Die pro-russische Regierung
Während Seele die OMV an Russland band, kam 2017 mit der Regierung Kurz I gleichzeitig eine äußerst russlandfreundliche Regierung an die Macht: Die (parteilose, aber von der FPÖ nominierte) Außenministerin Karin Kneissl hatte keine Berührungsängste mit Russland, knickste 2019 bei ihrer Hochzeit vor Putin und landete 2021 beim russischen Ölkonzern Rosneft. Die FPÖ war eine der rechtspopulistischen Parteien, welche willig die Nähe zu Russland suchten und freundschaftliche Beziehungen zu Putins Regime pflegte.

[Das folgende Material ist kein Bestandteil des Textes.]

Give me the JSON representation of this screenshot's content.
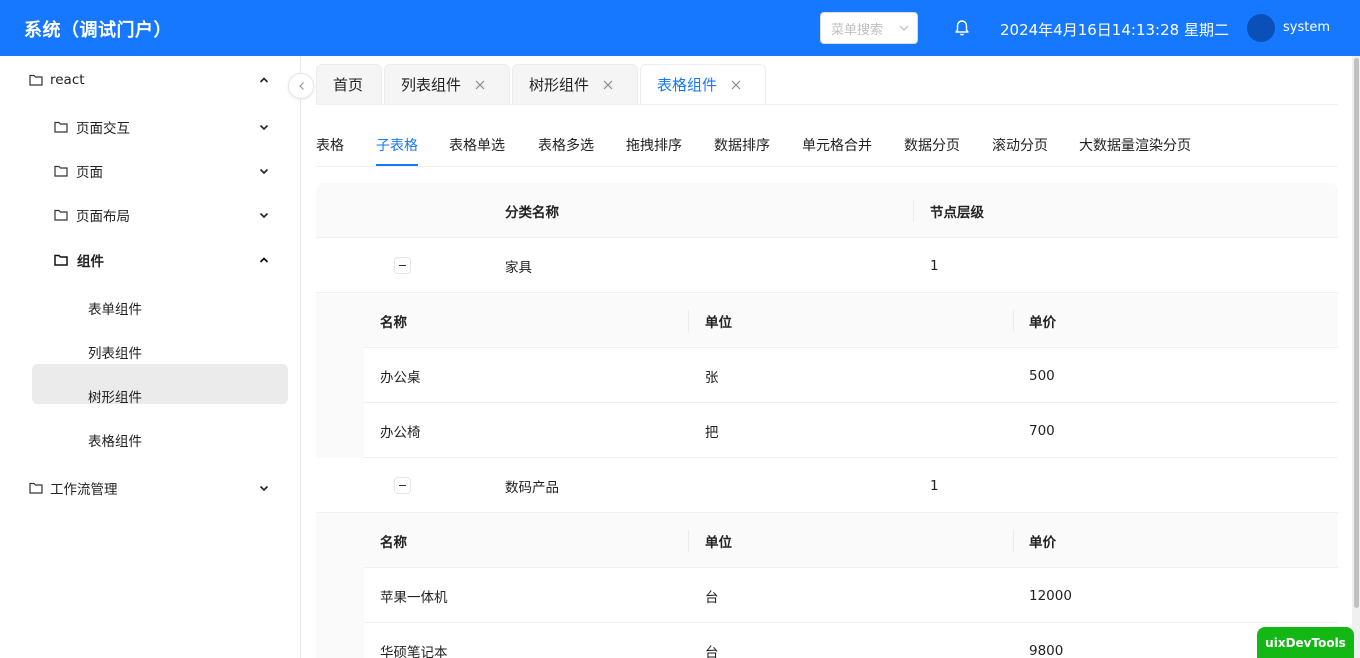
{
  "header": {
    "title": "系统（调试门户）",
    "menu_search_placeholder": "菜单搜索",
    "datetime": "2024年4月16日14:13:28 星期二",
    "username": "system",
    "brand_color": "#1677ff"
  },
  "sidebar": {
    "items": [
      {
        "label": "react",
        "icon": "folder-icon",
        "expanded": true
      },
      {
        "label": "页面交互",
        "icon": "folder-icon",
        "expanded": false
      },
      {
        "label": "页面",
        "icon": "folder-icon",
        "expanded": false
      },
      {
        "label": "页面布局",
        "icon": "folder-icon",
        "expanded": false
      },
      {
        "label": "组件",
        "icon": "folder-icon",
        "expanded": true
      },
      {
        "label": "表单组件"
      },
      {
        "label": "列表组件"
      },
      {
        "label": "树形组件"
      },
      {
        "label": "表格组件",
        "active": true
      },
      {
        "label": "工作流管理",
        "icon": "folder-icon",
        "expanded": false
      }
    ]
  },
  "tabs": [
    {
      "label": "首页",
      "closable": false
    },
    {
      "label": "列表组件",
      "closable": true
    },
    {
      "label": "树形组件",
      "closable": true
    },
    {
      "label": "表格组件",
      "closable": true,
      "active": true
    }
  ],
  "subtabs": [
    {
      "label": "表格"
    },
    {
      "label": "子表格",
      "active": true
    },
    {
      "label": "表格单选"
    },
    {
      "label": "表格多选"
    },
    {
      "label": "拖拽排序"
    },
    {
      "label": "数据排序"
    },
    {
      "label": "单元格合并"
    },
    {
      "label": "数据分页"
    },
    {
      "label": "滚动分页"
    },
    {
      "label": "大数据量渲染分页"
    }
  ],
  "table": {
    "columns": [
      "分类名称",
      "节点层级"
    ],
    "sub_columns": [
      "名称",
      "单位",
      "单价"
    ],
    "groups": [
      {
        "name": "家具",
        "level": "1",
        "items": [
          {
            "name": "办公桌",
            "unit": "张",
            "price": "500"
          },
          {
            "name": "办公椅",
            "unit": "把",
            "price": "700"
          }
        ]
      },
      {
        "name": "数码产品",
        "level": "1",
        "items": [
          {
            "name": "苹果一体机",
            "unit": "台",
            "price": "12000"
          },
          {
            "name": "华硕笔记本",
            "unit": "台",
            "price": "9800"
          }
        ]
      }
    ]
  },
  "devtools_label": "uixDevTools"
}
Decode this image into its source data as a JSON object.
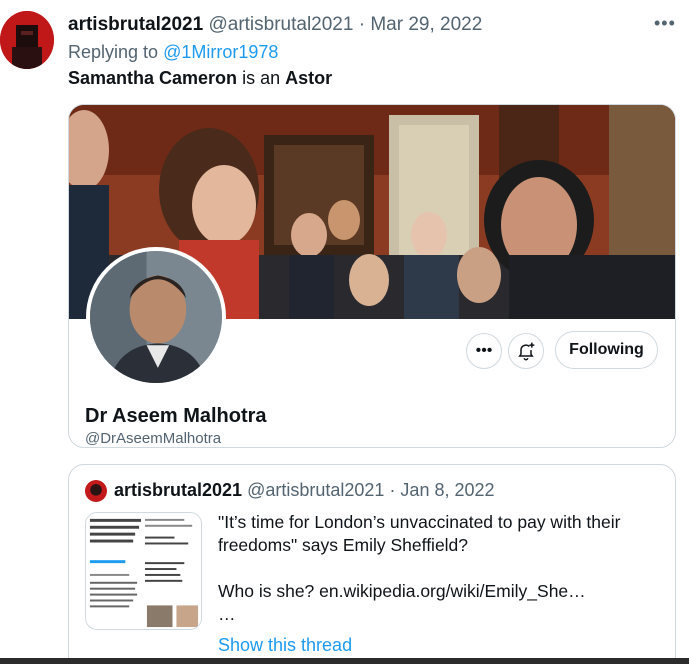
{
  "tweet": {
    "author_name": "artisbrutal2021",
    "author_meta": "@artisbrutal2021 · Mar 29, 2022",
    "reply_prefix": "Replying to ",
    "reply_handle": "@1Mirror1978",
    "text_part1": "Samantha Cameron",
    "text_part2": " is an ",
    "text_part3": "Astor",
    "more_icon": "more-horizontal-icon"
  },
  "profile_card": {
    "name": "Dr Aseem Malhotra",
    "handle": "@DrAseemMalhotra",
    "follow_label": "Following",
    "more_icon": "more-horizontal-icon",
    "notify_icon": "bell-plus-icon"
  },
  "quoted_tweet": {
    "author_name": "artisbrutal2021",
    "author_meta": "@artisbrutal2021 · Jan 8, 2022",
    "text": "\"It’s time for London’s unvaccinated to pay with their freedoms\" says Emily Sheffield?\n\nWho is she? en.wikipedia.org/wiki/Emily_She…\n…",
    "show_thread_label": "Show this thread"
  },
  "colors": {
    "link": "#1d9bf0",
    "muted": "#536471",
    "border": "#cfd9de",
    "text": "#0f1419"
  }
}
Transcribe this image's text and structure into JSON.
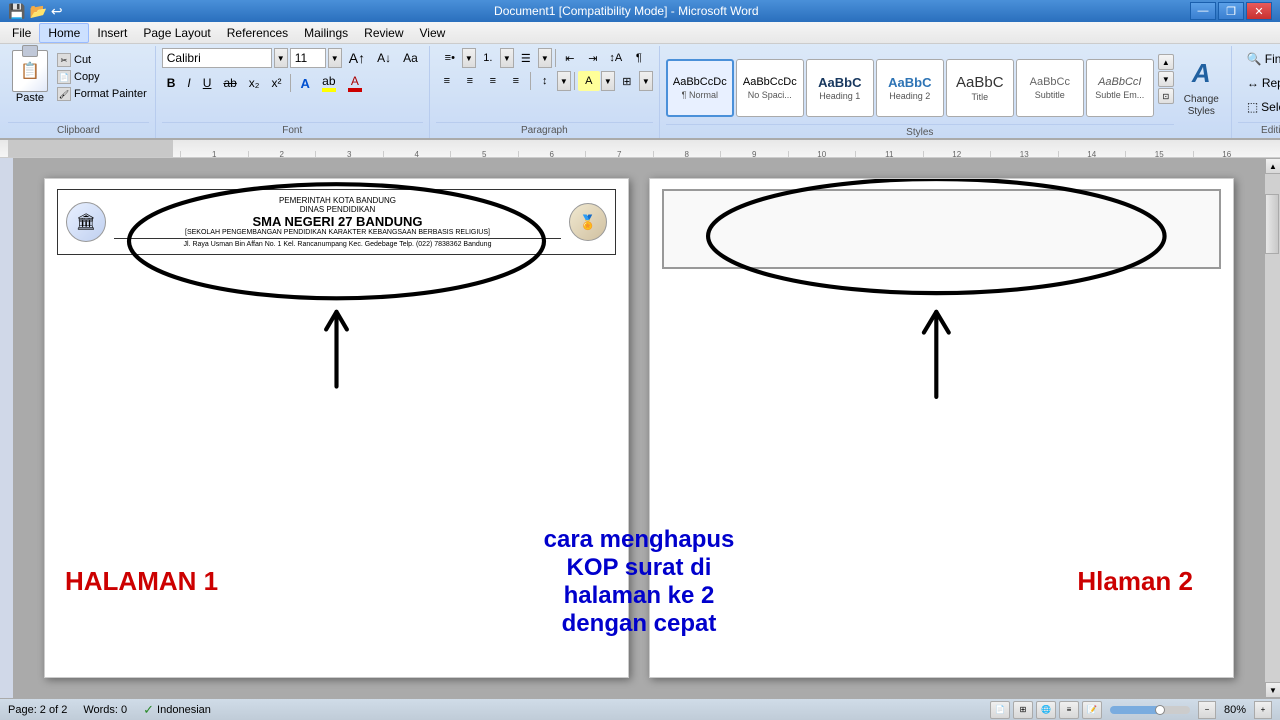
{
  "titlebar": {
    "title": "Document1 [Compatibility Mode] - Microsoft Word",
    "minimize": "—",
    "restore": "❐",
    "close": "✕"
  },
  "menubar": {
    "items": [
      {
        "label": "File",
        "active": false
      },
      {
        "label": "Home",
        "active": true
      },
      {
        "label": "Insert",
        "active": false
      },
      {
        "label": "Page Layout",
        "active": false
      },
      {
        "label": "References",
        "active": false
      },
      {
        "label": "Mailings",
        "active": false
      },
      {
        "label": "Review",
        "active": false
      },
      {
        "label": "View",
        "active": false
      }
    ]
  },
  "ribbon": {
    "clipboard": {
      "label": "Clipboard",
      "paste_label": "Paste",
      "cut_label": "Cut",
      "copy_label": "Copy",
      "format_painter_label": "Format Painter"
    },
    "font": {
      "label": "Font",
      "name": "Calibri",
      "size": "11",
      "bold": "B",
      "italic": "I",
      "underline": "U",
      "strikethrough": "ab",
      "subscript": "x₂",
      "superscript": "x²"
    },
    "paragraph": {
      "label": "Paragraph"
    },
    "styles": {
      "label": "Styles",
      "items": [
        {
          "name": "Normal",
          "preview": "AaBbCcDc",
          "active": true
        },
        {
          "name": "No Spaci...",
          "preview": "AaBbCcDc",
          "active": false
        },
        {
          "name": "Heading 1",
          "preview": "AaBbC",
          "active": false
        },
        {
          "name": "Heading 2",
          "preview": "AaBbC",
          "active": false
        },
        {
          "name": "Title",
          "preview": "AaBbC",
          "active": false
        },
        {
          "name": "Subtitle",
          "preview": "AaBbCc",
          "active": false
        },
        {
          "name": "Subtle Em...",
          "preview": "AaBbCcI",
          "active": false
        }
      ],
      "change_label": "Change\nStyles"
    },
    "editing": {
      "label": "Editing",
      "find_label": "Find",
      "replace_label": "Replace",
      "select_label": "Select"
    }
  },
  "document": {
    "page1": {
      "school_city": "PEMERINTAH KOTA BANDUNG",
      "dept": "DINAS PENDIDIKAN",
      "school_name": "SMA NEGERI 27 BANDUNG",
      "school_sub": "[SEKOLAH PENGEMBANGAN PENDIDIKAN KARAKTER KEBANGSAAN BERBASIS RELIGIUS]",
      "school_addr": "Jl. Raya Usman Bin Affan No. 1 Kel. Rancanumpang Kec. Gedebage Telp. (022) 7838362 Bandung",
      "label": "HALAMAN 1"
    },
    "page2": {
      "label": "Hlaman 2"
    },
    "center_text_line1": "cara menghapus",
    "center_text_line2": "KOP surat di",
    "center_text_line3": "halaman ke 2",
    "center_text_line4": "dengan cepat"
  },
  "statusbar": {
    "page": "Page: 2 of 2",
    "words": "Words: 0",
    "language": "Indonesian",
    "zoom": "80%"
  }
}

Beispielhaft hierfür ist Johann Gudenus, welcher in Moskau studiert hatte, gute Beziehungen zu zahlreichen Personen des Regimes hatte und sich als Wahlbeobachter bei der völkerrechtswidrigen Besetzung der Krim instrumentalisieren ließ. Seine Begeisterung für russische Oligarchen, deren fragwürdige Milliarden und ihren Einfluss auf die Politik kam bei ihm und seinem Parteichef Heinz-Christian Strache im Zuge der Ibiza-Affäre genauso zum Vorschein wie in den Chats von Kurz-Intimus Thomas Schmid.
2018 unterzeichnete Rainer Seele, im Beisein von Putin und Kurz, die Verlängerung des Gasliefervertrags zwischen Gazprom und OMV bis 2040 – inklusive Take-or-Pay-Klausel. Die Details sind nicht öffentlich – aber die OMV, welche zu einem Drittel im Besitz der Republik Österreich ist und somit eigentlich Garant für die Versorgungssicherheit sein sollte, wurde mit dieser Unterschrift ungeachtet des eigentlichen Gasverbrauchs langfristig und alternativlos um einen mehrstelligen Milliardenbetrag an Russland gebunden.
Innerhalb weniger Jahre wurden Österreich und seine Wirtschaft von einer Clique an Putin-Versteher:innen Russland energiepolitisch vollkommen ausgeliefert. Und die Republik und ihre Institutionen? Die haben zugesehen.